PostgreSQL
|
PostgreSQL_Logo.png
PostgreSQL is a free object-relational database server (database management system), released under the flexible BSD-style license. It offers an alternative to other open-source database systems (such as MySQL and Firebird), as well as to proprietary systems such as Oracle, Sybase, IBM's DB2 and Microsoft SQL Server.
PostgreSQL's unusual-looking name gives some readers pause in trying to pronounce it, especially those who pronounce SQL as "sequel". PostgreSQL's developers pronounce it "post-gress-Q-L". (Audio sample (http://postgresql.rmplc.co.uk/postgresql.mp3), 5.6k MP3). It is also common to hear it abbreviated as simply "postgres."
Contents |
History
PostgreSQL has had a lengthy evolution, starting with the Ingres project at UC Berkeley. The project lead, Michael Stonebraker had left Berkeley to commercialize Ingres in 1982, but eventually returned to academia. After returning to Berkeley in 1985, Stonebraker started a post-Ingres project to address the problems with contemporary database systems that had become increasingly clear during the early 1980s. The code bases of Postgres and Ingres started (and remain) completely separated.
The resulting project, named Postgres, aimed at introducing the minimum number of features needed to add complete support for types. These features included the ability to define types, but also the ability to fully describe relationships – up until this time widely used but maintained entirely by the user. In Postgres the database "understood" relationships, and could retrieve information in related tables in a natural way using rules.
Starting in 1986 the team released a number of papers describing the basis of the system, and by 1988 the project had a prototype version up and running. The team released version 1 to a small number of users in June 1989, followed by Version 2 with a re-written rules system in June 1990. 1991's Version 3 re-wrote the rules system again, but also added support for multiple storage managers and for an improved query engine. By 1993 a huge number of users existed and began to overwhelm the project with requests for support and features. After releasing a Version 4 -- primarily as a cleanup -- the project ended.
Although the Postgres project had officially ended, the BSD license (under which Berkeley had released Postgres) enabled Open Source developers to obtain copies and to develop the system further. In 1994 two UC Berkeley graduate students, Andrew Yu and Jolly Chen, added a SQL language interpreter to replace the earlier Ingres-based QUEL system, creating Postgres95. The code was subsequently released to the web to find its own way in the world. 1996 saw a re-naming of the project: in order to reflect the database's new SQL query language, Postgres95 became PostgreSQL.

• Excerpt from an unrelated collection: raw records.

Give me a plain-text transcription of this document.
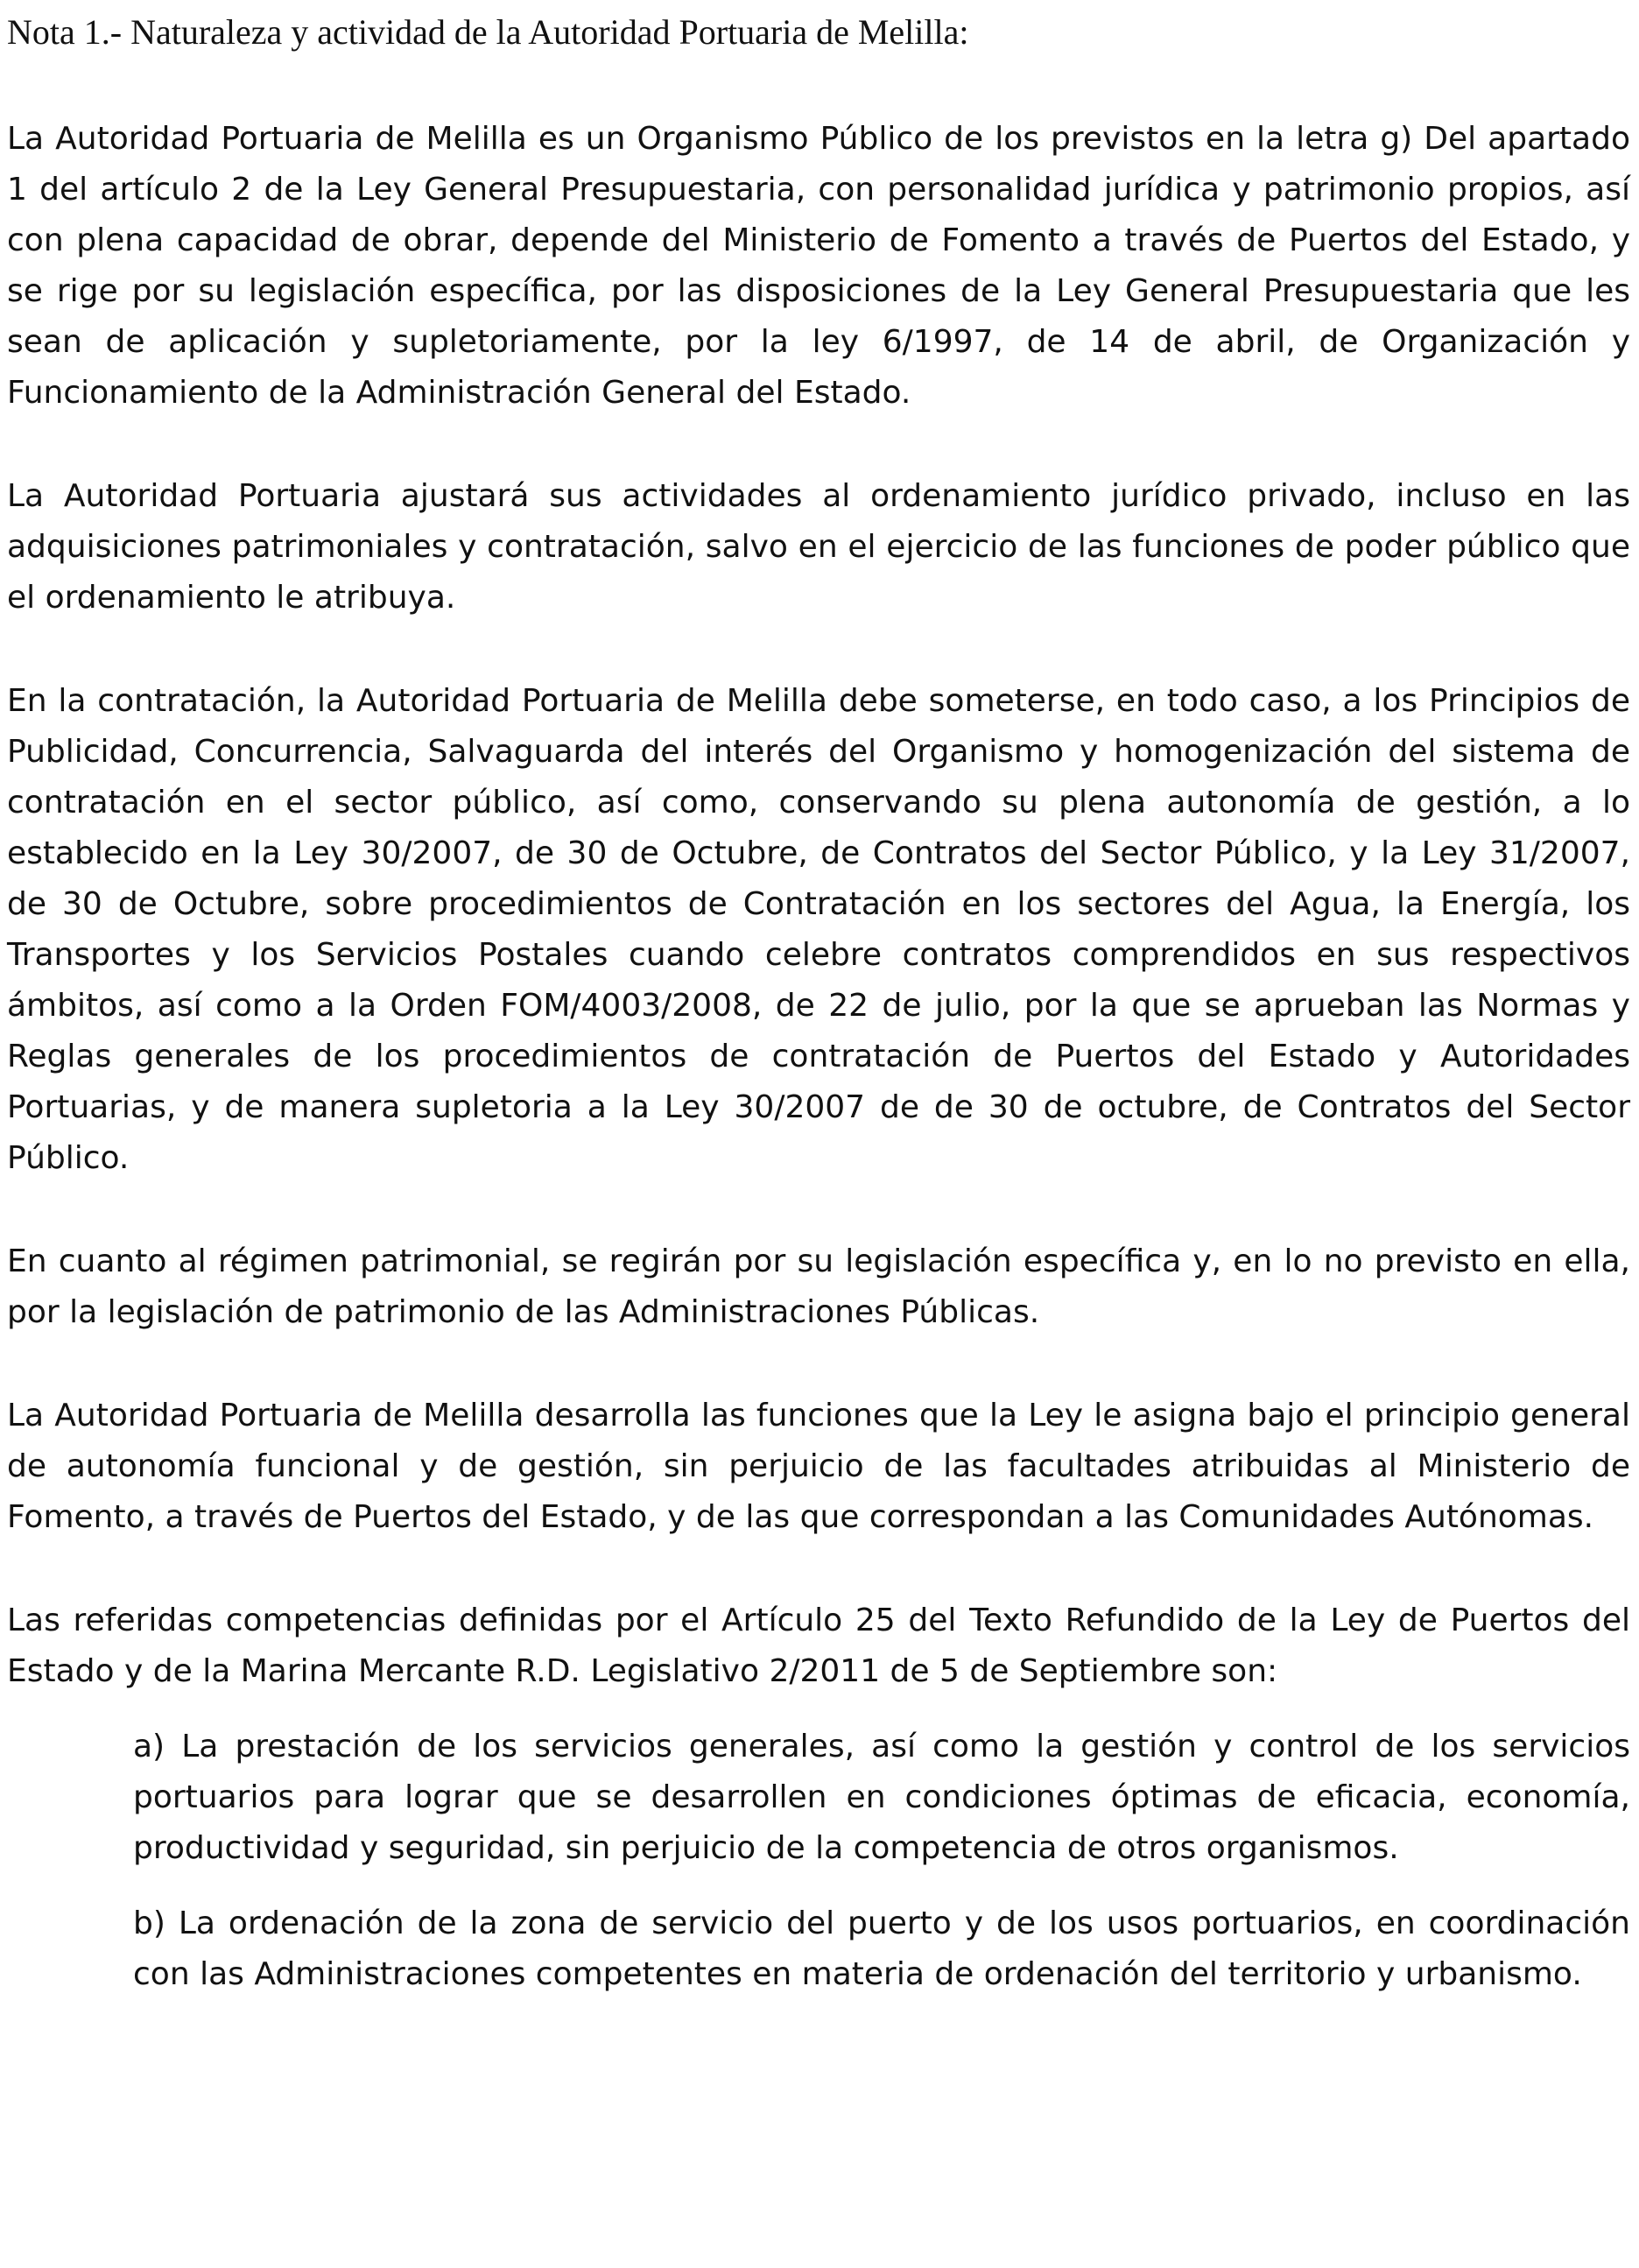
Nota 1.- Naturaleza y actividad de la Autoridad Portuaria de Melilla:

La Autoridad Portuaria de Melilla es un Organismo Público de los previstos en la letra g) Del apartado 1 del artículo 2 de la Ley General Presupuestaria, con personalidad jurídica y patrimonio propios, así con plena capacidad de obrar, depende del Ministerio de Fomento a través de Puertos del Estado, y se rige por su legislación específica, por las disposiciones de la Ley General Presupuestaria que les sean de aplicación y supletoriamente, por la ley 6/1997, de 14 de abril, de Organización y Funcionamiento de la Administración General del Estado.

La Autoridad Portuaria ajustará sus actividades al ordenamiento jurídico privado, incluso en las adquisiciones patrimoniales y contratación, salvo en el ejercicio de las funciones de poder público que el ordenamiento le atribuya.

En la contratación, la Autoridad Portuaria de Melilla debe someterse, en todo caso, a los Principios de Publicidad, Concurrencia, Salvaguarda del interés del Organismo y homogenización del sistema de contratación en el sector público, así como, conservando su plena autonomía de gestión, a lo establecido en la Ley 30/2007, de 30 de Octubre, de Contratos del Sector Público, y la Ley 31/2007, de 30 de Octubre, sobre procedimientos de Contratación en los sectores del Agua, la Energía, los Transportes y los Servicios Postales cuando celebre contratos comprendidos en sus respectivos ámbitos, así como a la Orden FOM/4003/2008, de 22 de julio, por la que se aprueban las Normas y Reglas generales de los procedimientos de contratación de Puertos del Estado y Autoridades Portuarias, y de manera supletoria a la Ley 30/2007 de de 30 de octubre, de Contratos del Sector Público.

En cuanto al régimen patrimonial, se regirán por su legislación específica y, en lo no previsto en ella, por la legislación de patrimonio de las Administraciones Públicas.

La Autoridad Portuaria de Melilla desarrolla las funciones que la Ley le asigna bajo el principio general de autonomía funcional y de gestión, sin perjuicio de las facultades atribuidas al Ministerio de Fomento, a través de Puertos del Estado, y de las que correspondan a las Comunidades Autónomas.

Las referidas competencias definidas por el Artículo 25 del Texto Refundido de la Ley de Puertos del Estado y de la Marina Mercante R.D. Legislativo 2/2011 de 5 de Septiembre son:

a) La prestación de los servicios generales, así como la gestión y control de los servicios portuarios para lograr que se desarrollen en condiciones óptimas de eficacia, economía, productividad y seguridad, sin perjuicio de la competencia de otros organismos.

b) La ordenación de la zona de servicio del puerto y de los usos portuarios, en coordinación con las Administraciones competentes en materia de ordenación del territorio y urbanismo.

The first PostgreSQL release formed version 6.0. Subsequently a group of database developers and volunteers from around the world, coordinated via the Internet, have maintained the software. Since version 6.0, many subsequent releases have appeared, and many improvements have occurred in the system; on January 19, 2005 version 8.0 became the current release.

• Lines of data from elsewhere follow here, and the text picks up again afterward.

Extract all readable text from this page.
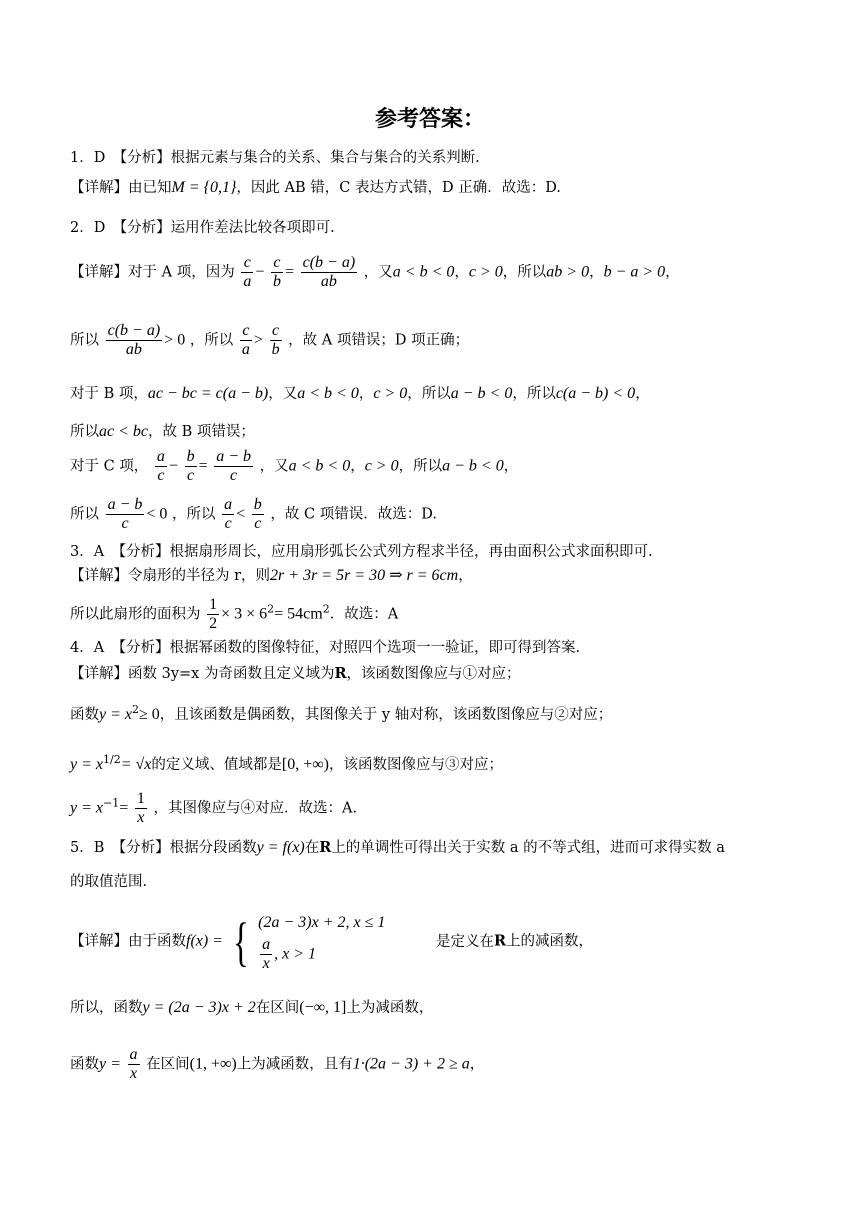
参考答案：
1．D　【分析】根据元素与集合的关系、集合与集合的关系判断.
【详解】由已知M = {0,1}，因此 AB 错，C 表达方式错，D 正确．故选：D.
2．D　【分析】运用作差法比较各项即可.
【详解】对于 A 项，因为 $\frac{c}{a} - \frac{c}{b} = \frac{c(b - a)}{ab}$ ，又a < b < 0，c > 0，所以ab > 0，b − a > 0，
所以 $\frac{c(b - a)}{ab} > 0$ ，所以 $\frac{c}{a} > \frac{c}{b}$ ，故 A 项错误；D 项正确；
对于 B 项，ac − bc = c(a − b)，又a < b < 0，c > 0，所以a − b < 0，所以c(a − b) < 0，
所以ac < bc，故 B 项错误；
对于 C 项， $\frac{a}{c} - \frac{b}{c} = \frac{a - b}{c}$ ，又a < b < 0，c > 0，所以a − b < 0，
所以 $\frac{a - b}{c} < 0$ ，所以 $\frac{a}{c} < \frac{b}{c}$ ，故 C 项错误．故选：D.
3．A　【分析】根据扇形周长，应用扇形弧长公式列方程求半径，再由面积公式求面积即可.
【详解】令扇形的半径为 r，则2r + 3r = 5r = 30 ⇒ r = 6cm，
所以此扇形的面积为 $\frac{1}{2} \times 3 \times 6^2= 54cm^2$．故选：A
4．A　【分析】根据幂函数的图像特征，对照四个选项一一验证，即可得到答案.
【详解】函数 3y=x 为奇函数且定义域为R，该函数图像应与①对应；
函数$y = x^2\ge 0$，且该函数是偶函数，其图像关于 y 轴对称，该函数图像应与②对应；
$y = x^{1/2}= √x$的定义域、值域都是[0, +∞)，该函数图像应与③对应；
$y = x^{-1}= \frac{1}{x}$ ，其图像应与④对应．故选：A.
5．B　【分析】根据分段函数y = f(x)在R上的单调性可得出关于实数 a 的不等式组，进而可求得实数 a
的取值范围.
【详解】由于函数f(x) = { (2a − 3)x + 2, x ≤ 1
$\frac{a}{x}$ , x > 1
是定义在R上的减函数，
所以，函数y = (2a − 3)x + 2在区间(−∞, 1]上为减函数，
函数$y = \frac{a}{x}$ 在区间(1, +∞)上为减函数，且有1·(2a − 3) + 2 ≥ a，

Although the license allowed for the commercialization of Postgres, the Postgres code did not develop commercially with the same rapidity as Ingres -- somewhat surprisingly considering the advantages Postgres offered. The main offshoot originated when Paula Hawthorn (an original Ingres team member who moved from Ingres) and Michael Stonebraker formed Illustra Information Technologies to commercialize Postgres.
Description
A cursory examination of PostgreSQL might suggest that the system resembles other database systems. PostgreSQL uses the SQL language to run queries on data. That data exists as a series of tables with foreign keys linking related data together. One might characterise the primary advantage of PostgreSQL over some of its competitors as programmability: PostgreSQL makes it much easier to build real-world applications using data taken from the database.
The SQL data stores simple data types in "flat tables", requiring the user to gather together related information using queries. This contrasts with the way applications and users utilise the data itself: typically in a high-level language with rich data types where all of the related data operates as a complete unit of its own, typically referred to as a record or object (depending on the language).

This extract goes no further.